O agronegócio, como diz Rob Wallace, está numa aliança estratégica com a gripe. A Big Food está em guerra com a saúde pública e a saúde pública está perdendo.[13]

[To be continued]


Notas de rodapé

[1] Eric Holt-Gimenez, Podemos alimentar o mundo sem destruí-lo?Global Futures (Cambridge, Reino Unido; Medford, MA: Polity Press, 2018), 86.

[2] Andrew Jacobs, “Uma maneira cruel de controlar a gripe aviária? Gigantes avícolas abatem e lucram.” O jornal New York Times, 2 de abril de 2024, seg. Ciência.

[3] Cal-Maine Foods, “Apresentação ao investidor do 3º trimestre de 2024”.

[4] Centros de Controle e Prevenção de Doenças, “Destaques na história da gripe aviária (gripe aviária)”, Centros de Controle e Prevenção de Doenças, 8 de julho de 2022.
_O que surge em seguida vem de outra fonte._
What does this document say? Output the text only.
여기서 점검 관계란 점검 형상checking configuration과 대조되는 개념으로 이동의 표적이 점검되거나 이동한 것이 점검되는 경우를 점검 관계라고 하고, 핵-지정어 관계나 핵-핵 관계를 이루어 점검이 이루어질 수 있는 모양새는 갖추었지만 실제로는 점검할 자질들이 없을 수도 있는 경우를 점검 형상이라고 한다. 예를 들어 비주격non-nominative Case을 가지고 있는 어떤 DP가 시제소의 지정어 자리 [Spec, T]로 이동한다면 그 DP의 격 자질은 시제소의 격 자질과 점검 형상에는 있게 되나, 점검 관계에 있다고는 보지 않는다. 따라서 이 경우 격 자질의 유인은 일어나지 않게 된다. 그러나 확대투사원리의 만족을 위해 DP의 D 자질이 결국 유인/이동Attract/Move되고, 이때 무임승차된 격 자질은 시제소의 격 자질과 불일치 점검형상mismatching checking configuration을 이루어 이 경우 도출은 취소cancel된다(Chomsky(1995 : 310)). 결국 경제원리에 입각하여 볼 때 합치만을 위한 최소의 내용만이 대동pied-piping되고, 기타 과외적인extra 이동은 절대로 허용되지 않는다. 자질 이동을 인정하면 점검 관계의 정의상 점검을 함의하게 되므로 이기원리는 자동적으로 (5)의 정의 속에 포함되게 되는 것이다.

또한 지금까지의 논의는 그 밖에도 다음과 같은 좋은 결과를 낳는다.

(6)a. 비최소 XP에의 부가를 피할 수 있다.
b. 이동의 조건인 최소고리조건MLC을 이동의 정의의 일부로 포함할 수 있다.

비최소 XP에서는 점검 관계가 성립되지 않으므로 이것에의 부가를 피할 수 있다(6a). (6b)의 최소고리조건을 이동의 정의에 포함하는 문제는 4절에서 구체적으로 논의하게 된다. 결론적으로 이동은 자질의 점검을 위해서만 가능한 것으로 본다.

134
[5] Michael Mina e Janika Schmitt, “Como impedir que a gripe aviária se torne a próxima pandemia”, TIME, 9 de maio de 2024.

[6] Michael Greger, Gripe aviária: um vírus criado por nós mesmos (Nova York: Lantern Books, 2006), 109–10.

[7] Wenonah Hauter, Foodopoly: A Batalha pelo Futuro da Alimentação e da Agricultura na América (Nova York: New Press, 2012), 171.

[8] William M. Muir et al., “Avaliação genômica ampla da diversidade genética mundial do SNP de frango indica ausência significativa de alelos raros em raças comerciais”, Anais da Academia Nacional de Ciências 105, não. 45 (11 de novembro de 2008): 17312–17.

[9] Rob Wallace, Grandes Fazendas Produzem Grande Gripe: Despachos sobre Doenças Infecciosas, Agronegócio e a Natureza da Ciência (Nova York: Monthly Review Press, 2016), 38.

[10] Rob Wallace et al., “COVID-19 e Circuitos de Capital,” Revisão Mensal 72, não. 1 (1º de maio de 2020): 1–15.

[11] Conselho de Ciência e Tecnologia Agrícola, “Global Risks of Infectious Animal Diseases”, Documento Temático, Fevereiro de 2005, 6.

[12] Warren Fiske, “Os ‘quatro grandes’ frigoríficos estão obtendo lucros recordes”, Politifact, 30 de junho de 2022.

[13] Wallace, Grandes fazendas geram grande gripe, 11; “COVID-19 e Circuitos do Capital”, 12.